Shaved Head

Forget contingencies from weather and wind,
my Helen’s head was shaved, the shortest bit
of stubble growing in. With darkened arching
black eye-brows, Betty-Blue mouth penciled red,
 
jet patent-leather trench and high-heeled boots,
she seemed more mannequin for Fashion Ave.’s
penitent spread than enemy to brass
at Camp LeJeune. Simply and grudgingly put,
 
her talk was action. Invincible in Bell-
Atlantic block and tack, she converted non-coms
and saved CO’s, harped flint and skinned the chair
of military courts through well-pitched cheek,
 
prompt dispatch from the War Resister’s League.
She looked good even on a bicycle, hemming left
through traffic on Fourteenth Street, locking up
on Lafayette or Grand.
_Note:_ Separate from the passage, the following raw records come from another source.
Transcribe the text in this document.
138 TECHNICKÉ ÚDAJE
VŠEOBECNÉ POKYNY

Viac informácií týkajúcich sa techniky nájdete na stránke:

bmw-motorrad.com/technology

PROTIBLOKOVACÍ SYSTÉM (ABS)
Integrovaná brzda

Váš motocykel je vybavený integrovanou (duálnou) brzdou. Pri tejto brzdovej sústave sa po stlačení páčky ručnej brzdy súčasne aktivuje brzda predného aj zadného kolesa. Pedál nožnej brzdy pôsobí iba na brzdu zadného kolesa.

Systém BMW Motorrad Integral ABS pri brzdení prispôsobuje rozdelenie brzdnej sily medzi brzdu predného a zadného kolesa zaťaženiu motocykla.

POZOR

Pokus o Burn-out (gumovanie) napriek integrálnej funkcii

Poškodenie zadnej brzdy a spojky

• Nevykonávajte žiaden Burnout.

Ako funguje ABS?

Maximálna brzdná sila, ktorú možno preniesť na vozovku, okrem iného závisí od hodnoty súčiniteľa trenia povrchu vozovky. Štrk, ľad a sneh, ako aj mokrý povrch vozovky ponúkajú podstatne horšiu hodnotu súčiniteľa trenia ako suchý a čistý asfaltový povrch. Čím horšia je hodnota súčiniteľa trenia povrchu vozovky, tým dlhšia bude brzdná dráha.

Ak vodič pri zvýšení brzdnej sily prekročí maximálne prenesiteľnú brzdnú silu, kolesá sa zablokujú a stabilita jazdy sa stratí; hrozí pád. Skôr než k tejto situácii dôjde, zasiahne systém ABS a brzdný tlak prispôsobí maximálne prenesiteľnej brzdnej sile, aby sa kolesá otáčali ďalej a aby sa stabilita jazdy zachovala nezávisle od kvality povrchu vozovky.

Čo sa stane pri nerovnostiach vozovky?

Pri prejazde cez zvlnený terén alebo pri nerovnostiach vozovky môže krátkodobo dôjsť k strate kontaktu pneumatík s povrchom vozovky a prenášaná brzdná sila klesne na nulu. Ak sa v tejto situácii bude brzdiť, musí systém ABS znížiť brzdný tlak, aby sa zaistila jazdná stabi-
She doused for me
 
to celebrate—marched right through human waste
and Bowery puddles, stretched her legs over the last
old-fashioned hobos up to East Second Street.
Those ancient days, our vestibule was manned
 
by crack-dealing Stan, a concierge of wit
and improv, half his face scored by orange scars
from hydrofluoric burns. He kept the place safe.
But I had gone, cleared out behind a gang
 
of kids from Bronxville high on catnip wins,
shell-game victims. Left Stan my toaster, shelves,
a wire bird-cage, and, for once, nothing to say.
Except to ask if he could touch her skull.

Even now it makes no sense. Her precedents
I knew lurched out of focus: photos from France
after the Vichy fell, Jeannes and Sylvianes
who’d made Nazi moll; those Belfast girls
 
last-ditched by soldier boys or peelers; two-
toned Bergen-Belsen, bald sister to Fort Santiago.
Then Squeaky Fromm, the other Manson moms,
at Charlie’s trial. Extremes of Joan of Arc,
 
or even Buddhist nuns. Hated, chastened—
or chaste, at least. Not what you’d run (I ran)
your fingers satisfied across, the stubble
surprising, soft as mink or fox, and arch
 
your back, as I did once she found me uptown,
say yes I give again when she went down—
and faster now, quick as the television
dropped after dishes to the curb—or slipped
 
gradually up, the seconds separating
as slowly as but more exquisitely than
ticks off expensive fifty-minute hours—
and some community service—all gone, and just
 
as easily forgotten the raft of former friends
I’d cursed and floated off the island. Shaved head,
her slender neck, dark shoulders—that was half—
or less—her most convincing argument.